All that while he had run his mind from the top down, keeping consciousness in the foreground, a hard layer which his lower minds could not penetrate. Now he let his inner self emerge and relax, beginning to digest his wrenching experience and make his mind’s peace with them. The simple fact of living, of survival, was a continuous miracle. He gave himself over to it. From Snowglade’s raw battles he knew the sensation well, and relished it. Pain, grief, fear, rage—all had to flourish and ebb and find their places.

Bemused, be released his Aspects—Ling, Grey, Arthur, even the lesser Faces like Bud—and allowed them to play joyfully in a cloistered pocket of him, but without letting their squeaky voices snag his attention. They frolicked as they tasted the chilling air of New Bishop, caught the dusty fragrances. They talked to and through one another, minute presences strumming through his sensory net, streaming by integrating nodes and causative factor points.

So much had happened to him! To avoid crippling disorder, he had to enlist his Aspects and Faces in at least a partial integration of his torments. Without the Family he was an odd scrap wandering this smashed world…but he did not know if the Family lived. He had to keep himself together until he knew, even if that meant years of questing.

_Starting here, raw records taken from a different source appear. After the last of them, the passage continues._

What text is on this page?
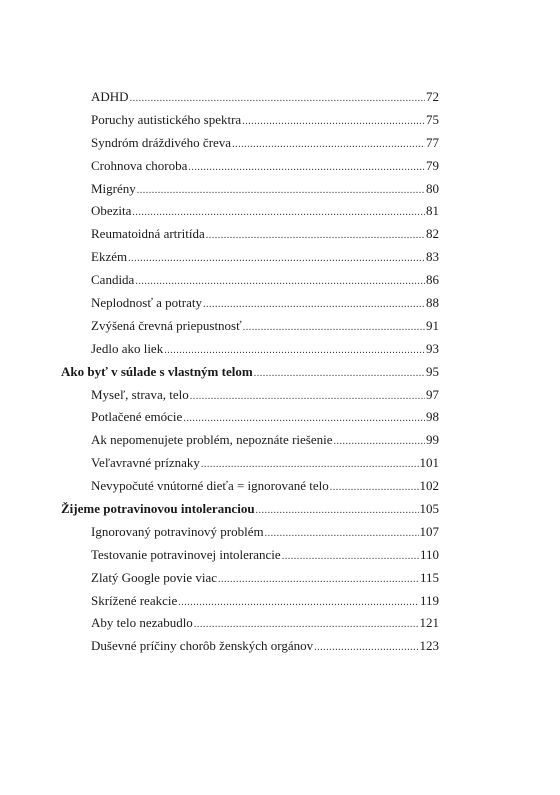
ADHD .....	72
Poruchy autistického spektra .....	75
Syndróm dráždivého čreva .....	77
Crohnova choroba .....	79
Migrény .....	80
Obezita .....	81
Reumatoidná artritída .....	82
Ekzém .....	83
Candida .....	86
Neplodnosť a potraty .....	88
Zvýšená črevná priepustnosť .....	91
Jedlo ako liek .....	93
Ako byť v súlade s vlastným telom .....	95
Myseľ, strava, telo .....	97
Potlačené emócie .....	98
Ak nepomenujete problém, nepoznáte riešenie .....	99
Veľavravné príznaky .....	101
Nevypočuté vnútorné dieťa = ignorované telo .....	102
Žijeme potravinovou intoleranciou .....	105
Ignorovaný potravinový problém .....	107
Testovanie potravinovej intolerancie .....	110
Zlatý Google povie viac .....	115
Skrížené reakcie .....	119
Aby telo nezabudlo .....	121
Duševné príčiny chorôb ženských orgánov .....	123
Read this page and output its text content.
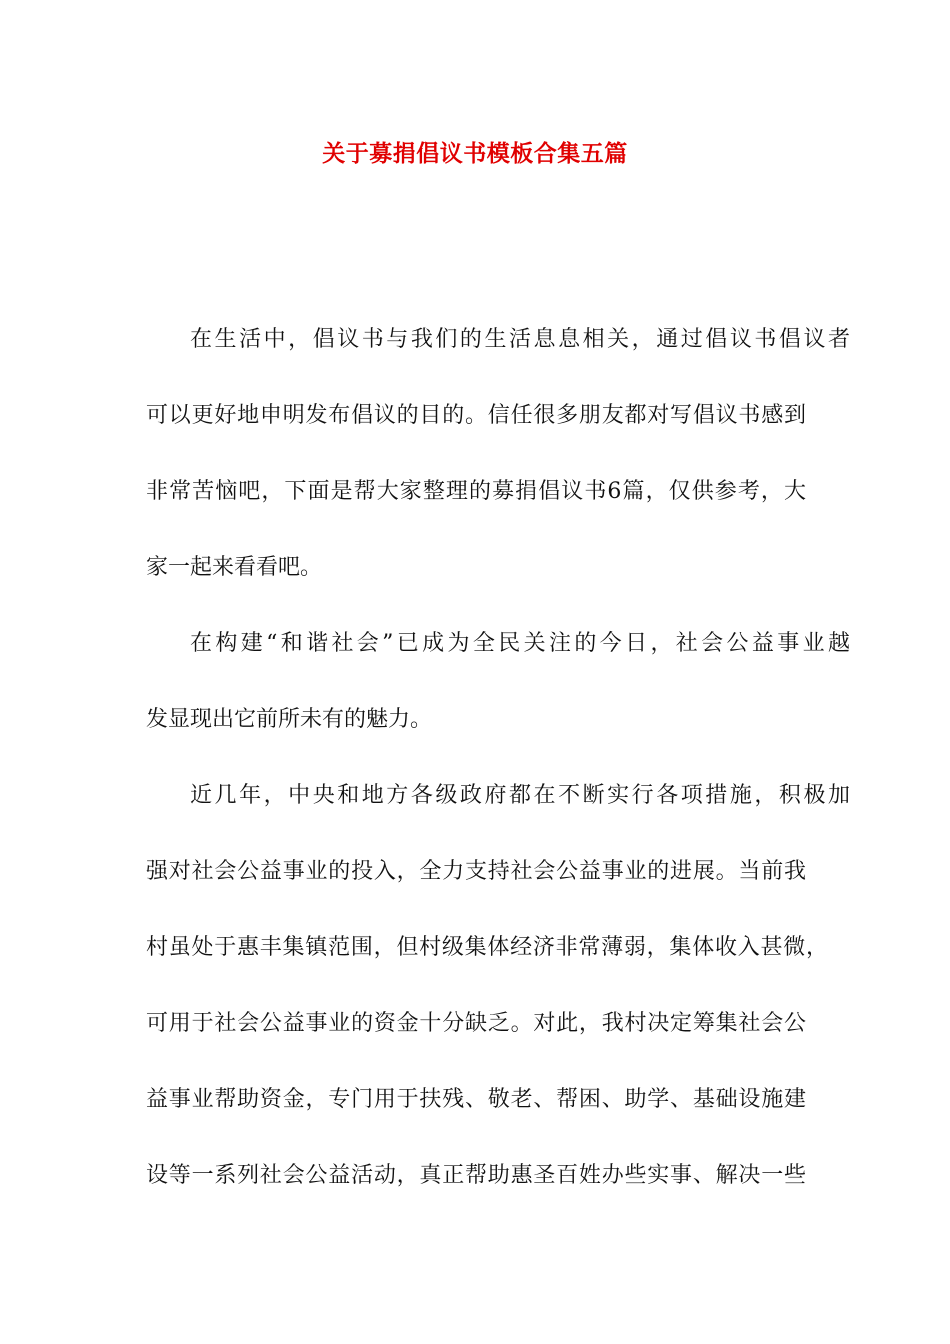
关于募捐倡议书模板合集五篇
在生活中，倡议书与我们的生活息息相关，通过倡议书倡议者
可以更好地申明发布倡议的目的。信任很多朋友都对写倡议书感到
非常苦恼吧，下面是帮大家整理的募捐倡议书6篇，仅供参考，大
家一起来看看吧。
在构建“和谐社会”已成为全民关注的今日，社会公益事业越
发显现出它前所未有的魅力。
近几年，中央和地方各级政府都在不断实行各项措施，积极加
强对社会公益事业的投入，全力支持社会公益事业的进展。当前我
村虽处于惠丰集镇范围，但村级集体经济非常薄弱，集体收入甚微，
可用于社会公益事业的资金十分缺乏。对此，我村决定筹集社会公
益事业帮助资金，专门用于扶残、敬老、帮困、助学、基础设施建
设等一系列社会公益活动，真正帮助惠圣百姓办些实事、解决一些
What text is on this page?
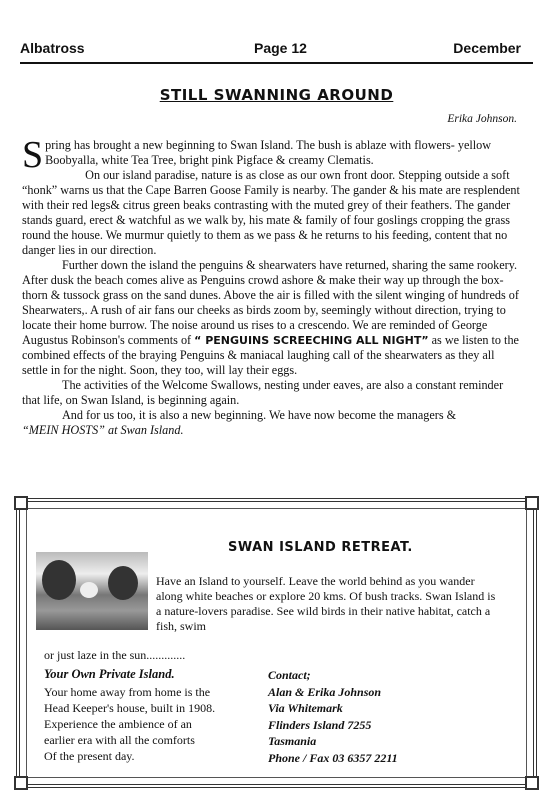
Albatross	Page 12	December
STILL SWANNING AROUND
Erika Johnson.

Spring has brought a new beginning to Swan Island. The bush is ablaze with flowers- yellow Boobyalla, white Tea Tree, bright pink Pigface & creamy Clematis.

On our island paradise, nature is as close as our own front door. Stepping outside a soft “honk” warns us that the Cape Barren Goose Family is nearby. The gander & his mate are resplendent with their red legs& citrus green beaks contrasting with the muted grey of their feathers. The gander stands guard, erect & watchful as we walk by, his mate & family of four goslings cropping the grass round the house. We murmur quietly to them as we pass & he returns to his feeding, content that no danger lies in our direction.

Further down the island the penguins & shearwaters have returned, sharing the same rookery. After dusk the beach comes alive as Penguins crowd ashore & make their way up through the box-thorn & tussock grass on the sand dunes. Above the air is filled with the silent winging of hundreds of Shearwaters,. A rush of air fans our cheeks as birds zoom by, seemingly without direction, trying to locate their home burrow. The noise around us rises to a crescendo. We are reminded of George Augustus Robinson's comments of “ PENGUINS SCREECHING ALL NIGHT” as we listen to the combined effects of the braying Penguins & maniacal laughing call of the shearwaters as they all settle in for the night. Soon, they too, will lay their eggs.

The activities of the Welcome Swallows, nesting under eaves, are also a constant reminder that life, on Swan Island, is beginning again.

And for us too, it is also a new beginning. We have now become the managers &

“MEIN HOSTS” at Swan Island.
SWAN ISLAND RETREAT.
Have an Island to yourself. Leave the world behind as you wander along white beaches or explore 20 kms. Of bush tracks. Swan Island is a nature-lovers paradise. See wild birds in their native habitat, catch a fish, swim
or just laze in the sun.............
Your Own Private Island.
Your home away from home is the
Head Keeper's house, built in 1908.
Experience the ambience of an
earlier era with all the comforts
Of the present day.
Contact;
Alan & Erika Johnson
Via Whitemark
Flinders Island 7255
Tasmania
Phone / Fax 03 6357 2211
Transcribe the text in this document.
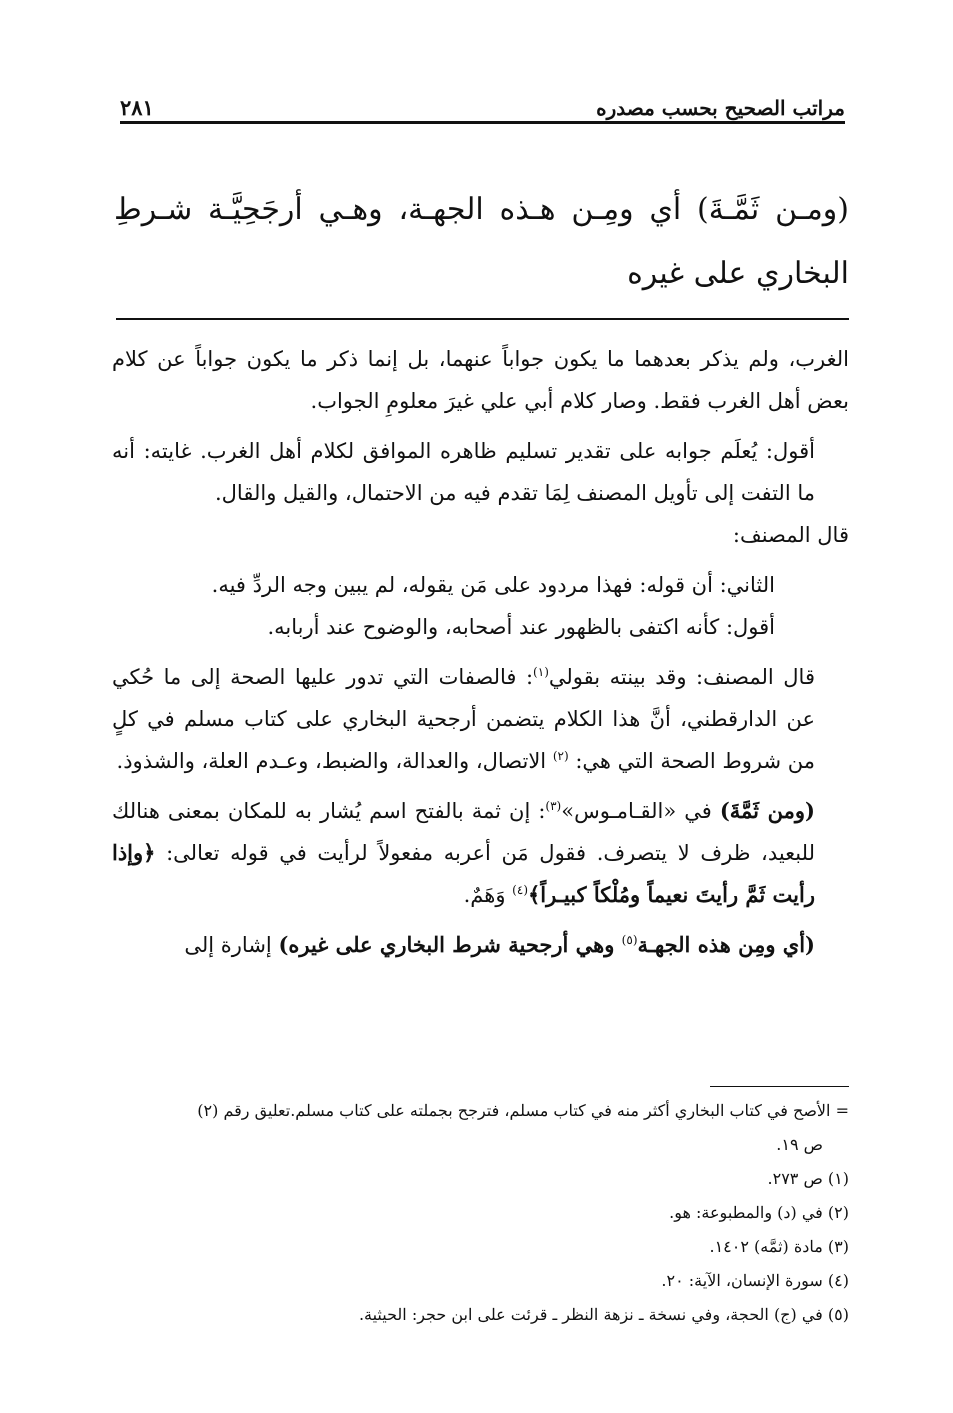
مراتب الصحيح بحسب مصدره
٢٨١
(ومـن ثَمَّـةَ) أي ومِـن هـذه الجهـة، وهـي أرجَحِيَّـة شـرطِ البخاري على غيره

الغرب، ولم يذكر بعدهما ما يكون جواباً عنهما، بل إنما ذكر ما يكون جواباً عن كلام بعض أهل الغرب فقط. وصار كلام أبي علي غيرَ معلومِ الجواب.

أقول: يُعلَم جوابه على تقدير تسليم ظاهره الموافق لكلام أهل الغرب. غايته: أنه ما التفت إلى تأويل المصنف لِمَا تقدم فيه من الاحتمال، والقيل والقال.

قال المصنف:

الثاني: أن قوله: فهذا مردود على مَن يقوله، لم يبين وجه الردِّ فيه.

أقول: كأنه اكتفى بالظهور عند أصحابه، والوضوح عند أربابه.

قال المصنف: وقد بينته بقولي$^{(١)}$: فالصفات التي تدور عليها الصحة إلى ما حُكي عن الدارقطني، أنَّ هذا الكلام يتضمن أرجحية البخاري على كتاب مسلم في كلٍ من شروط الصحة التي هي: $^{(٢)}$ الاتصال، والعدالة، والضبط، وعـدم العلة، والشذوذ.

(ومن ثَمَّةَ) في «القـامـوس»$^{(٣)}$: إن ثمة بالفتح اسم يُشار به للمكان بمعنى هنالك للبعيد، ظرف لا يتصرف. فقول مَن أعربه مفعولاً لرأيت في قوله تعالى: ﴿وإذا رأيت ثَمَّ رأيتَ نعيماً ومُلْكاً كبيـراً﴾$^{(٤)}$ وَهَمٌ.

(أي ومِن هذه الجهـة$^{(٥)}$ وهي أرجحية شرط البخاري على غيره) إشارة إلى

= الأصح في كتاب البخاري أكثر منه في كتاب مسلم، فترجح بجملته على كتاب مسلم.تعليق رقم (٢)

ص ١٩.

(١) ص ٢٧٣.

(٢) في (د) والمطبوعة: هو.

(٣) مادة (ثمَّه) ١٤٠٢.

(٤) سورة الإنسان، الآية: ٢٠.

(٥) في (ج) الحجة، وفي نسخة ـ نزهة النظر ـ قرئت على ابن حجر: الحيثية.
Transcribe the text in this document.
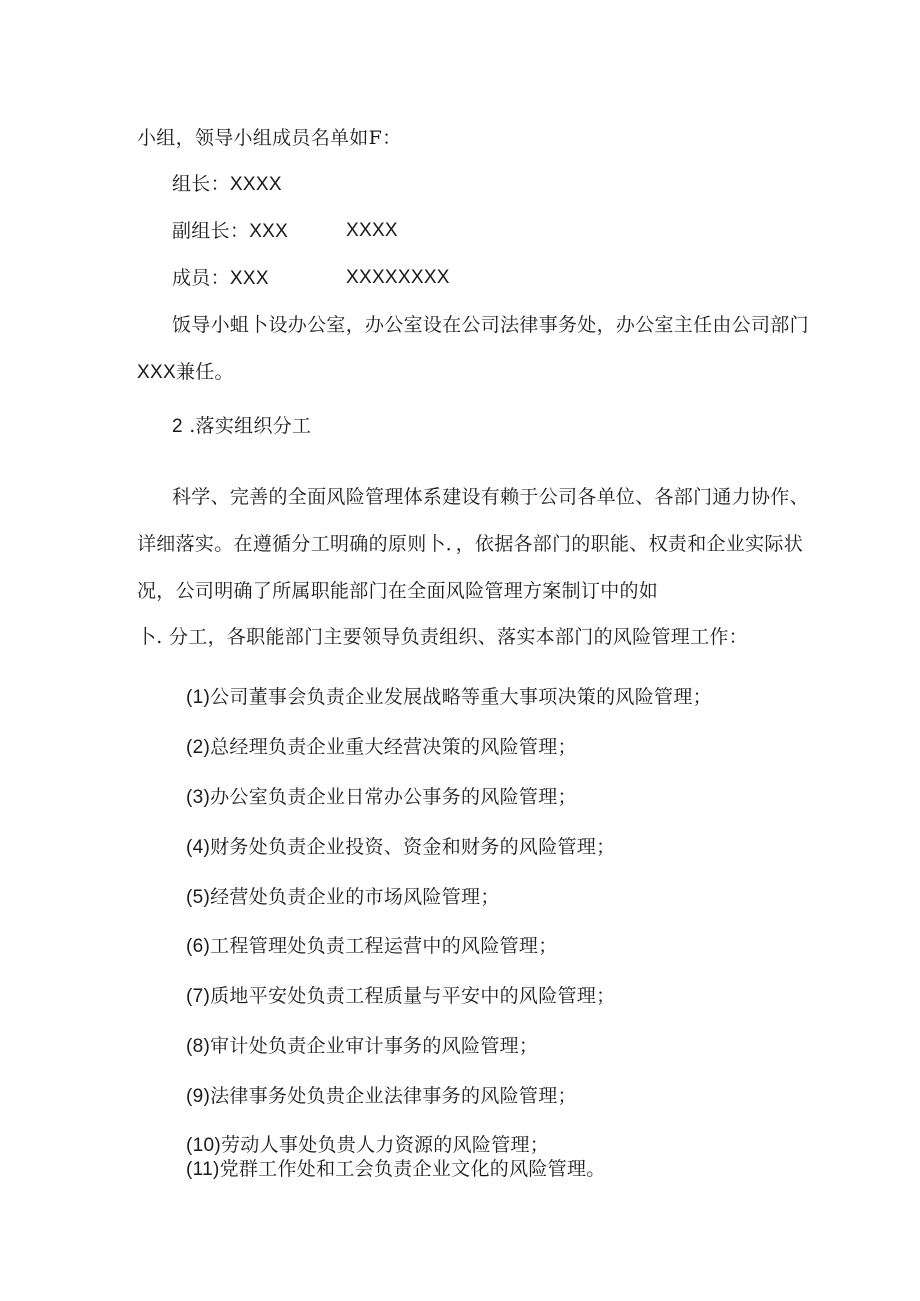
小组，领导小组成员名单如F：
组长：XXXX
副组长：XXX	XXXX
成员：XXX	XXXXXXXX
饭导小蛆卜设办公室，办公室设在公司法律事务处，办公室主任由公司部门
XXX兼任。
2 .落实组织分工
科学、完善的全面风险管理体系建设有赖于公司各单位、各部门通力协作、
详细落实。在遵循分工明确的原则卜．，依据各部门的职能、权责和企业实际状
况，公司明确了所属职能部门在全面风险管理方案制订中的如
卜. 分工，各职能部门主要领导负责组织、落实本部门的风险管理工作：
(1)公司董事会负责企业发展战略等重大事项决策的风险管理；
(2)总经理负责企业重大经营决策的风险管理；
(3)办公室负责企业日常办公事务的风险管理；
(4)财务处负责企业投资、资金和财务的风险管理；
(5)经营处负责企业的市场风险管理；
(6)工程管理处负责工程运营中的风险管理；
(7)质地平安处负责工程质量与平安中的风险管理；
(8)审计处负责企业审计事务的风险管理；
(9)法律事务处负贵企业法律事务的风险管理；
(10)劳动人事处负贵人力资源的风险管理；
(11)党群工作处和工会负责企业文化的风险管理。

So he focused on the crushed forests that he picked his way through, on the gutted plains and ruptured ridgelines that swept beneath his fast-flying boots. The limp was gone, his servos responded again, and now he was gnawingly hungry.

Family Bishop had always been deft foragers, and he called up an old woman’s Face to help him locate edible berries and leaves. She was a cranky sort, full of curt advice. Much of her lore did not apply to this strange world. She found tasty roots but squawked with alarm at the acidic leaves and ellipsoidal fruit he found. Tentative bites told him they were suitable.

He prowled the wrecked forest. Trees had been slapped and mangled by a vastly casual malice. They slanted crazily, exposing their bowls of snaky roots. Leaves of exact, pale green circles piled high in streambeds, and small things skittered deep in them. Damp flats were covered with tracks: three-toed, seven-toed, split-wedged, with some broad smooth pads. Killeen had never seen traces of such large creatures, and they filled him with respect for the past wealth of this place. His Arthur Aspect put in:

All the cyborgs’ work, of course. They emptied the tube we fell through. That kilometer-wide shaft caused the land to fall only the length of a finger here.

“Huh? Take that much rock and metal out, seems like there’d be a big drop here, too.”

Not at all; it is a property of simple geometry. The loss is spread over the much larger surface area of the planet. Watch—

The three-color diagram that sprung into Killeen’s right eye made sense, once he studied it, but even so—“Droppin’ a finger’s length did all this?

All layers felt it. Seismic adjustments occur unevenly.

“I’ll say.”

Killeen was crossing a clearing. Suddenly a tan fountain sprayed up, showering water and sand on him.

Ah yes. Hydrostatic forces still being released. The vibrations have made the soil here more like a slurry.

Rolling, sea-swell tremors drove Killeen to make for more solid ground, drowning out the Aspect voice in his own panting. He found edible leaves and chewed them down with relish. The ground continued shaking and bucking, as if trying to throw off the scum of persistent life.

Filled for the first time in what seemed like days, he began to feel better once he broke into a steady, loping trot. Over the next line of hills lay a mech city. It had been torn to pieces. Explosions had ripped apart immense factories. Much of the destruction seemed to have come from charges planted inside, as though someone had smuggled in bombs.